The Elstree Project on the BBC One Show

In April 2018, I received a phone call from an insert producer for BBC’s The One Show. Katharina Kubrick had been approached by them to participate in a special report to mark the 50th anniversary of the brilliant 2001: A Space Odyssey. Along with an interview featuring Katharina at the Kubrick Archive at LCC, they wanted to include a section in which the effects were recreated. Katharina was kind enough to recommend me, and I was happy to accept.

The brief was to recreate the slit-scan effect used in the famous Stargate sequence from the film, using similar techniques to the original and not CG.

My first thought was to use the TV Studio at work – the University of Hertfordshire in Hatfield, UK – to have as a base for the shoot, as it would need a light controlled environment. I also knew I would need to have a camera setup that wouldn’t be disturbed by others working in the space. It was conveniently May when we came to build the rig and record the sequence, which is when teaching has finished and the Studio is pretty empty and not in demand.

Knowing I couldn’t make this on my own, I began to assemble a team, and started with our excellent technical staff – Matthew Welch and Paul Roberts. We had a brainstorming meeting in which we watched the original footage and thought about how we would achieve it. We weren’t going to shoot with film cameras, but I suggested a stills camera on a long exposure. We looked online for written and video material on how the effect had been originally achieved and found some info, but not very much. I also contacted the Archive at LCC and received some notes by Douglas Trumbull, who designed the effects for the actual film.

Jan Harlan, Stanley Kubrick’s brother-in-law and later producer, put me in touch with Doug, who kindly emailed me with some additional information.

The principle of the effect is that as a design moves past a small slit of light, the camera also tracks in to the centre, giving off the impression of moving streaks and patterns of light coming from the centre and moving to the edges. In the original, this was done twice – once for the left side of the frame, and once for the right side. This was the only thing we decided to truly cheat on a computer, because making two sides would be too time consuming, so we only did one side and mirrored it to make the other side of the image.

We would have to build a panel, with a slit in it for a backlight to pass through, but we didn’t know the scale, the size of the slit needed, or how long our camera track needed to be. We also needed to find a way to make the design behind the slit move from left to right past it, as the camera moved too, and we didn’t know how fast that movement needed to be.

Paul and Matthew built a rig in the studio over the next week, working with black cloth, cutouts and lights, as well as a piece of perspex with coloured gel strips on it, which was moved with a hand crank to make it pass the slit. After a lot of testing, first by Paul and then with my input, we worked out the optimal number of hand crank rotations needed and the length of the camera exposure and timing on the track needed in order to produce the optimal result.
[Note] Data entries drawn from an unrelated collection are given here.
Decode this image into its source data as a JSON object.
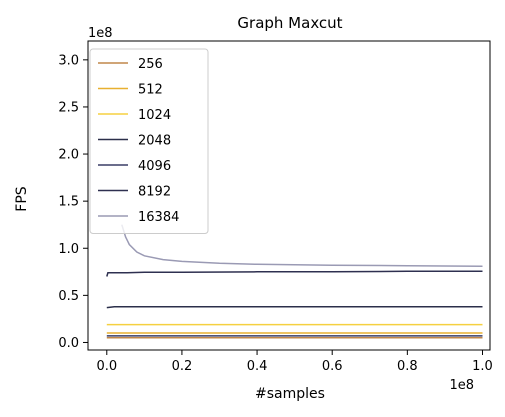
{
  "chart_data": {
    "type": "line",
    "title": "Graph Maxcut",
    "xlabel": "#samples",
    "ylabel": "FPS",
    "x_offset_label": "1e8",
    "y_offset_label": "1e8",
    "xlim": [
      -0.05,
      1.02
    ],
    "ylim": [
      -0.08,
      3.2
    ],
    "x_ticks": [
      0.0,
      0.2,
      0.4,
      0.6,
      0.8,
      1.0
    ],
    "x_tick_labels": [
      "0.0",
      "0.2",
      "0.4",
      "0.6",
      "0.8",
      "1.0"
    ],
    "y_ticks": [
      0.0,
      0.5,
      1.0,
      1.5,
      2.0,
      2.5,
      3.0
    ],
    "y_tick_labels": [
      "0.0",
      "0.5",
      "1.0",
      "1.5",
      "2.0",
      "2.5",
      "3.0"
    ],
    "grid": false,
    "legend_position": "upper-left",
    "series": [
      {
        "name": "256",
        "color": "#c0874a",
        "x": [
          0.0,
          0.02,
          0.05,
          0.1,
          0.2,
          0.4,
          0.6,
          0.8,
          1.0
        ],
        "y": [
          0.05,
          0.05,
          0.05,
          0.05,
          0.05,
          0.05,
          0.05,
          0.05,
          0.05
        ]
      },
      {
        "name": "512",
        "color": "#e8b030",
        "x": [
          0.0,
          0.02,
          0.05,
          0.1,
          0.2,
          0.4,
          0.6,
          0.8,
          1.0
        ],
        "y": [
          0.1,
          0.1,
          0.1,
          0.1,
          0.1,
          0.1,
          0.1,
          0.1,
          0.1
        ]
      },
      {
        "name": "1024",
        "color": "#f5d040",
        "x": [
          0.0,
          0.02,
          0.05,
          0.1,
          0.2,
          0.4,
          0.6,
          0.8,
          1.0
        ],
        "y": [
          0.19,
          0.19,
          0.19,
          0.19,
          0.19,
          0.19,
          0.19,
          0.19,
          0.19
        ]
      },
      {
        "name": "2048",
        "color": "#2b2f4a",
        "x": [
          0.0,
          0.02,
          0.05,
          0.1,
          0.2,
          0.4,
          0.6,
          0.8,
          1.0
        ],
        "y": [
          0.37,
          0.38,
          0.38,
          0.38,
          0.38,
          0.38,
          0.38,
          0.38,
          0.38
        ]
      },
      {
        "name": "4096",
        "color": "#3a3d66",
        "x": [
          0.0,
          0.02,
          0.05,
          0.1,
          0.2,
          0.4,
          0.6,
          0.8,
          1.0
        ],
        "y": [
          0.07,
          0.07,
          0.07,
          0.07,
          0.07,
          0.07,
          0.07,
          0.07,
          0.07
        ]
      },
      {
        "name": "8192",
        "color": "#2e3050",
        "x": [
          0.0,
          0.003,
          0.01,
          0.05,
          0.1,
          0.2,
          0.4,
          0.6,
          0.8,
          1.0
        ],
        "y": [
          0.7,
          0.74,
          0.74,
          0.74,
          0.745,
          0.745,
          0.75,
          0.75,
          0.755,
          0.755
        ]
      },
      {
        "name": "16384",
        "color": "#9a9ab4",
        "x": [
          0.04,
          0.05,
          0.06,
          0.08,
          0.1,
          0.15,
          0.2,
          0.3,
          0.4,
          0.6,
          0.8,
          1.0
        ],
        "y": [
          1.25,
          1.12,
          1.04,
          0.96,
          0.92,
          0.88,
          0.86,
          0.84,
          0.83,
          0.82,
          0.815,
          0.81
        ]
      }
    ]
  }
}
We marked the floor along the track with tape for every second of the exposure, so that the operator could make sure they kept the same pace each time as they walked the camera along the track towards the slit.

Once this was done, we needed to do the real thing. I designed a number of panels based on the original film patterns I could make out, in Adobe Illustrator, and had them printed onto transparent perspex. Unfortunately the light was so bright it shone through the black ink and so we also laser cut the same pattern out of black card, and attached the perspex and card together so that the light only shone through the coloured shapes in the design. It worked brilliantly, but we realised the movement didn’t quite feel like it flowed exactly. We realised after each pass, we had to slightly “rewind” the design back past the slit and this made the movement flow.

I recruited three undergraduate students from the BA Film and Television degree, to now operate the rig. Connor, Shaun and Sam were really great and worked very hard to make the shoot work. It involved countless amounts of repetition – either walking the camera back and forth along the track for every shot, and at a steady speed; counting the seconds down with a stopwatch; or cranking the handle the exact number of rotations each time (which was exhausting!).

Once we completed the shoot – five design boards, and over 400 frames later, I imported the individual frames into Apple’s Motion software, mirrored it to make both sides of the image and tweaked the contrast and colour saturation slightly.

During the planning and the shoot, we were visited by One Show presenter Michael Douglas who interviewed me about the process and the recreation.

Michael Douglas on the stage at the Odyssey, in a spacesuit (with thanks to Robert Allsopp!)

The work was brought to the Odyssey Cinema in St Albans (appropriately where I had organised the 35th Anniversary cast and crew reunion of The Shining a few years earlier) and we put it on the big cinema screen for Katharina and Michael to watch. Finally, the completed report was broadcast on BBC One on 27 September 2018. It was a huge honour to be asked to do this recreation and a great experience, but it couldn’t have been achieved at all without my brilliant team.